John Baez publishes free Applied Category Theory course with full lecture notes and videos
UC Riverside mathematician John Baez has published complete materials for his Applied Category Theory course online, including lecture notes, exercises with solutions, and video recordings covering categorical approaches to networks, databases, and dynamical systems.

John Baez, a mathematical physicist at UC Riverside, has published full course materials for Applied Category Theory as a free online resource. The site includes lecture notes, problem sets with solutions, and video recordings spanning functors and natural transformations, adjoint functors, monoidal categories, and enriched categories — with applications to Petri nets, electrical circuits, and chemical reaction networks.

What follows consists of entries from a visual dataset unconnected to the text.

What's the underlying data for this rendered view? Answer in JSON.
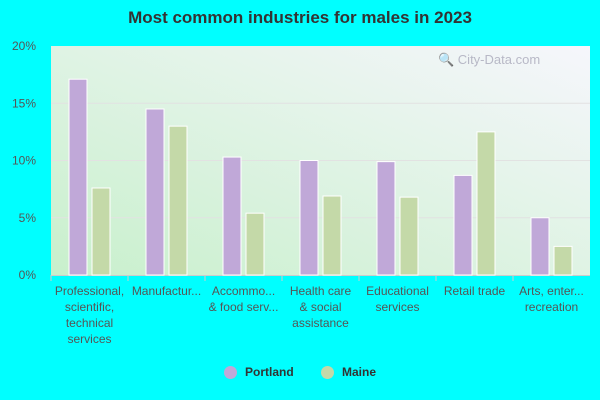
{
  "chart_data": {
    "type": "bar",
    "title": "Most common industries for males in 2023",
    "categories": [
      [
        "Professional,",
        "scientific,",
        "technical",
        "services"
      ],
      [
        "Manufactur..."
      ],
      [
        "Accommo...",
        "& food serv..."
      ],
      [
        "Health care",
        "& social",
        "assistance"
      ],
      [
        "Educational",
        "services"
      ],
      [
        "Retail trade"
      ],
      [
        "Arts, enter...",
        "recreation"
      ]
    ],
    "series": [
      {
        "name": "Portland",
        "color": "#c0a8d8",
        "values": [
          17.1,
          14.5,
          10.3,
          10.0,
          9.9,
          8.7,
          5.0
        ]
      },
      {
        "name": "Maine",
        "color": "#c4d9a8",
        "values": [
          7.6,
          13.0,
          5.4,
          6.9,
          6.8,
          12.5,
          2.5
        ]
      }
    ],
    "ylim": [
      0,
      20
    ],
    "yticks": [
      "0%",
      "5%",
      "10%",
      "15%",
      "20%"
    ],
    "ytick_values": [
      0,
      5,
      10,
      15,
      20
    ],
    "grid": true,
    "legend_position": "bottom",
    "watermark": "City-Data.com"
  }
}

The course targets graduate students and practitioners seeking working knowledge of category theory beyond pure abstraction. Exercises draw from real-world modeling problems in biology, engineering, and computer science. Video lectures walk through the same examples covered in written notes, and problem sets include detailed solutions designed to build intuition for how categorical constructions map onto concrete computational structures.

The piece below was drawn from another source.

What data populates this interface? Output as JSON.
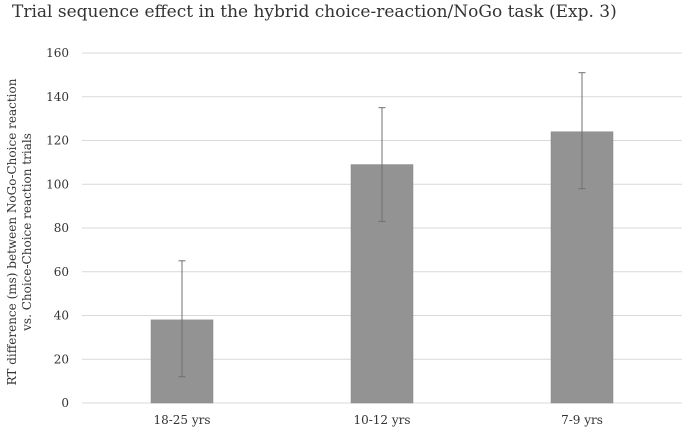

For the open-source AI community, category theory has become a formal framework for reasoning about composable architectures. Functorial approaches to neural network design, monoidal categories for tensor operations, and categorical semantics for probabilistic programming all draw on the toolkit Baez's course covers. Practitioners building modular AI systems — especially those working on compositional generalization, equivariant networks, or differentiable programming — increasingly encounter categorical abstractions in research papers and library documentation. Baez co-authored Seven Sketches in Compositionality with Brendan Fong, a standard reference in the field.